User Monitoring and Forensics

The Challenge of Generating a Forensic Audit Trail

A detailed audit trail of user access to sensitive corporate data has become a necessity for protecting the corporate brand and information assets. It is also required by government regulations, especially privacy regulations. While many organizations maintain access logs, most are insufficient due to the following limitations:

  • There is no logging of read-only actions. Most existing logs only record update activities, leaving out read-only activities. This information is very important for detecting fraudsters preparing for fraud and for protecting privacy and preventing information leakage.
  • Many logs provide information at the transaction level, e.g. which user accessed which transaction and when. However, they are missing the more important information, which is: which specific customer records and fields did the user access, and what did the user do with these records and fields.
  • The logs represent an incomplete view of activities. Many logs are maintained in disparate systems or applications which make it difficult to find and correlate relevant information.

Legacy systems that were developed a decade or two ago and many newer systems were not designed for collecting detailed data access logs. Introducing a log mechanism to these can translate into hundreds of programmer-months, not including the overhead on the servers and additional maintenance.

Intellinx Solution for User Monitoring

Intellinx provides an out-of-the-box solution for internal and external user monitoring without changing any application code and with no overhead on the existing systems or network. Utilizing patented network sniffing technology the Intellinx system records and analyzes user activity at the application level. The system reconstructs all user screens and keystrokes and generates a very detailed audit trail of user access to the corporate applications and data. This audit trail is invaluable for both real-time and post-event investigations.

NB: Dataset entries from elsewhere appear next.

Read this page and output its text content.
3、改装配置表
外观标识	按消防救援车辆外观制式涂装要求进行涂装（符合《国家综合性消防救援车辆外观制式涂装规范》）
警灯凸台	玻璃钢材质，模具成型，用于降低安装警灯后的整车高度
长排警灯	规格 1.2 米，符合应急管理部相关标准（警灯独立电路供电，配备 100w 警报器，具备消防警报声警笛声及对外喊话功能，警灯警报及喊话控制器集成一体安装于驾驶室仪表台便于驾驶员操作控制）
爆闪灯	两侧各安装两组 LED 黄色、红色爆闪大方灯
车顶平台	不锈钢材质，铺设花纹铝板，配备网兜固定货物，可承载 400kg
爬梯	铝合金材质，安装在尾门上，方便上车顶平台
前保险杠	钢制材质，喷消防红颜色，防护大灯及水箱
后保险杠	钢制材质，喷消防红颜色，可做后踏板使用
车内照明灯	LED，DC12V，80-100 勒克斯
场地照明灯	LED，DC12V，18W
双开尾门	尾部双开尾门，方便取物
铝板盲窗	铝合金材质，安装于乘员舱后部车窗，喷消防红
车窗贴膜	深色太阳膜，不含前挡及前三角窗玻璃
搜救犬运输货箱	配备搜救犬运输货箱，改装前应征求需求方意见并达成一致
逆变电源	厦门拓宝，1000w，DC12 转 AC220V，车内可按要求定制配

The system provides a Google-like search on user recorded screens enabling investigators to search for all users who accessed a specific piece of information – name, number or any other text that appeared on any screen and visually replay their actions screen by screen. It allows, for example, searching for all users who accessed a specific customer account in a specific timeframe. This search can be performed on recorded data from a specific platform (e.g. Web) or on data recorded from several platforms (e.g. Mainframe, Client/Server, Web, AS/400, etc.). It allows the investigator to access a consolidated view of user activity in multiple applications from a single query screen. The auditor can zoom in on any user session retrieved by the query and replay the user’s screen flows and keystrokes.

In addition to network sniffing, the system can collect information in a variety of ways from databases, data warehouse, log files and other sources in real-time and batch. The data captured from various sources is stored in one centralized repository and is analyzed by the Intellinx business rule engine.

The recorded user behavior is analyzed by the Intellinx analytics engine which builds profiles of behavior for various entities (customers, employees, accounts, etc.). The profiles are used for detecting anomalies in user behavior near real-time.

The system provides a highly flexible, user-friendly web based user interface which presents the results of the analyzed information in dashboards, reports and charts.

The Intellinx Business Value

  • Holding all users accountable for all activity.
  • Providing the required information for behavior analysis which can serve as the basis for analytics investigations for detecting and preventing various types of fraud and information leakage.
  • Compliance with regulations that require complete audit trail and privacy protection.
  • Deterring potential fraudulent users by the awareness of their actions being recorded and analyzed in real-time.